In this case the Appellant appealed against the refusal by the lower Court to allow her to bring a claim 8 months out of time.

The deceased made a Will in 2004 appointing his daughter, Ms Ahmad, as his Personal Representative and left his entire estate to her.  Probate was granted in April 2016 and the six month time limit for the Claimant, Mrs Begum, to bring her claim expired in October 2016.  The only asset in the estate was the house where Mrs Begum, the deceased’s wife, had lived since 1993.  Mrs Begum was aged 60 and disabled.

In June 2016 Ms Ahmad demanded possession of the house.  That month Mrs Begum’s solicitors wrote back referring to her entitlement to financial provision under the Inheritance Act and to a challenge to the validity of the Will on the basis of lack of testamentary capacity. 

Mrs Begum was unrepresented between July and December 2016. 

Ms Ahmed issued possession proceedings in November 2016 and in April 2017 Mrs Begum served a defence alleging the Will’s invalidity but did not refer to a claim under the Inheritance Act. 

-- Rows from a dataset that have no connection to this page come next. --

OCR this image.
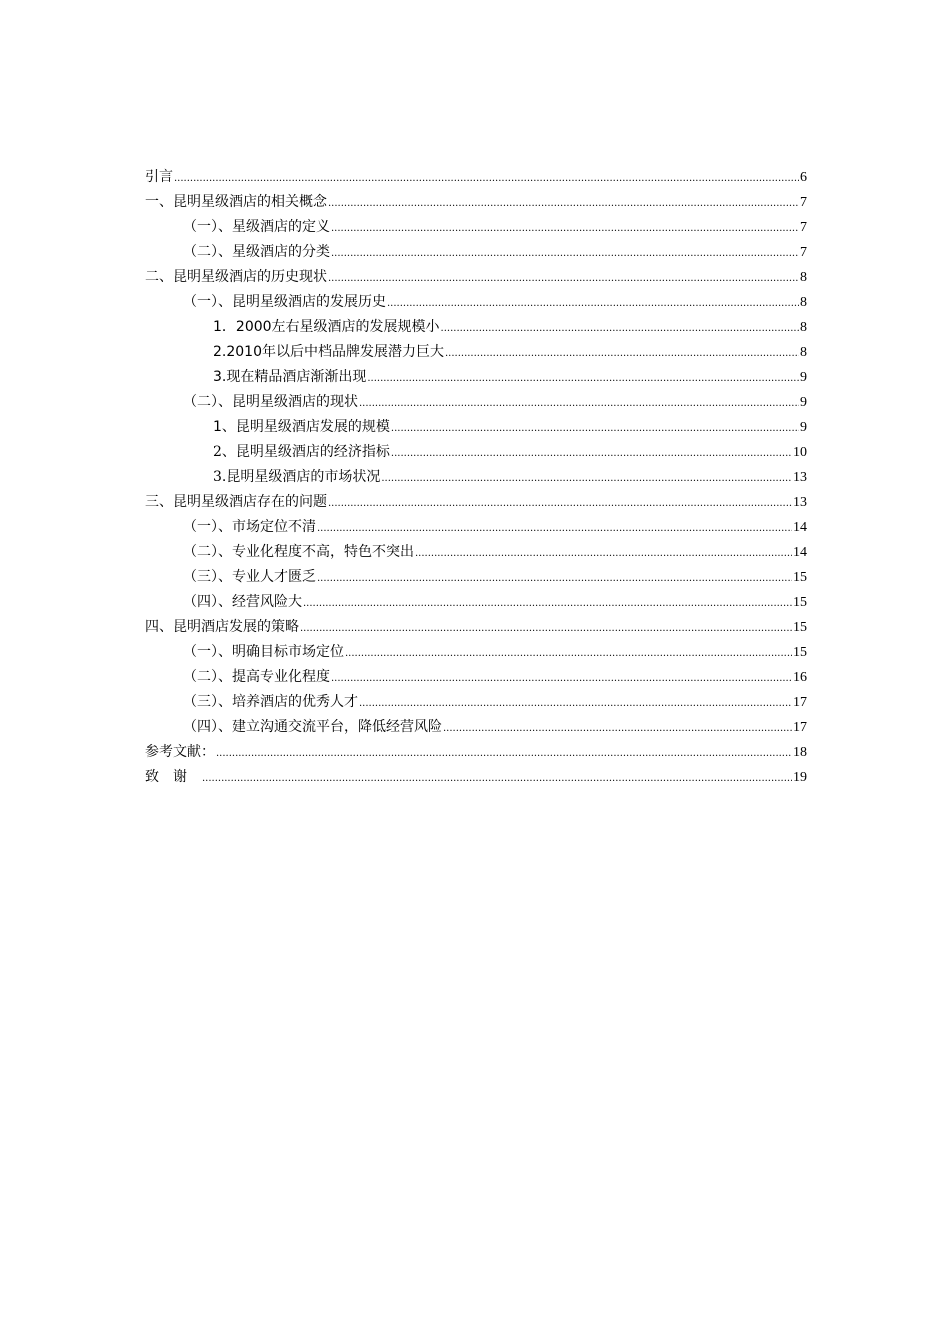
引言 .....	6
一、昆明星级酒店的相关概念 .....	7
（一）、星级酒店的定义 .....	7
（二）、星级酒店的分类 .....	7
二、昆明星级酒店的历史现状 .....	8
（一）、昆明星级酒店的发展历史 .....	8
1．2000左右星级酒店的发展规模小 .....	8
2.2010年以后中档品牌发展潜力巨大 .....	8
3.现在精品酒店渐渐出现 .....	9
（二）、昆明星级酒店的现状 .....	9
1、昆明星级酒店发展的规模 .....	9
2、昆明星级酒店的经济指标 .....	10
3.昆明星级酒店的市场状况 .....	13
三、昆明星级酒店存在的问题 .....	13
（一）、市场定位不清 .....	14
（二）、专业化程度不高，特色不突出 .....	14
（三）、专业人才匮乏 .....	15
（四）、经营风险大 .....	15
四、昆明酒店发展的策略 .....	15
（一）、明确目标市场定位 .....	15
（二）、提高专业化程度 .....	16
（三）、培养酒店的优秀人才 .....	17
（四）、建立沟通交流平台，降低经营风险 .....	17
参考文献： .....	18
致谢 .....	19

In February 2018 Mrs Begum brought a claim under the Inheritance Act and sought permission to bring it out of time.  The Judge in the first instance held that there was no reasonable explanation for the delay in bringing the claim out of time and refused permission. 

Mrs Begum appealed to the Court of Appeal who held that the lower Court’s decision to refuse to extend time was flawed.  The Court of Appeal said that it was relevant to consider any clear prejudice to the party seeking the extension if leave was withheld and the prejudice to the other party if leave was granted. It is material to ask whether bringing the claim out of time would cause delay in the proper administration of the estate or have the potential to interfere with distributions which had already been made.  Here, as the property was the sole asset of the estate and could not be sold with a defended possession claim in place, there was no real prejudice caused to the administration of the estate by Mrs Begum’s claim being brought out of time.

Further, there had been a lengthy delay and whilst the judge was bound to take into account the absence of a good explanation for all the delay, the judge had failed to analyse the effect of the delay.  The Judge had been wrong to discount completely the fact that Mrs Begum was losing her home of more than 25 years on the basis that the property would have been sold had it not been for her actions.

The judge found that refusing permission would defeat a strong claim under the Inheritance Act for Mrs Begum to retain her home and that it would be just and proper to extend time.

This case shows that whilst a short delay is not fatal, it is arguable that the time should be used for good purpose such as correspondence and negotiation between the parties. The application will also have a higher chance of success if the estate has not been distributed. Given the uncertainty of the Courts granting an extension of time to make a claim, it is ultimately best to lodge a claim promptly within the time period of 6 months from the date of Grant of Representation.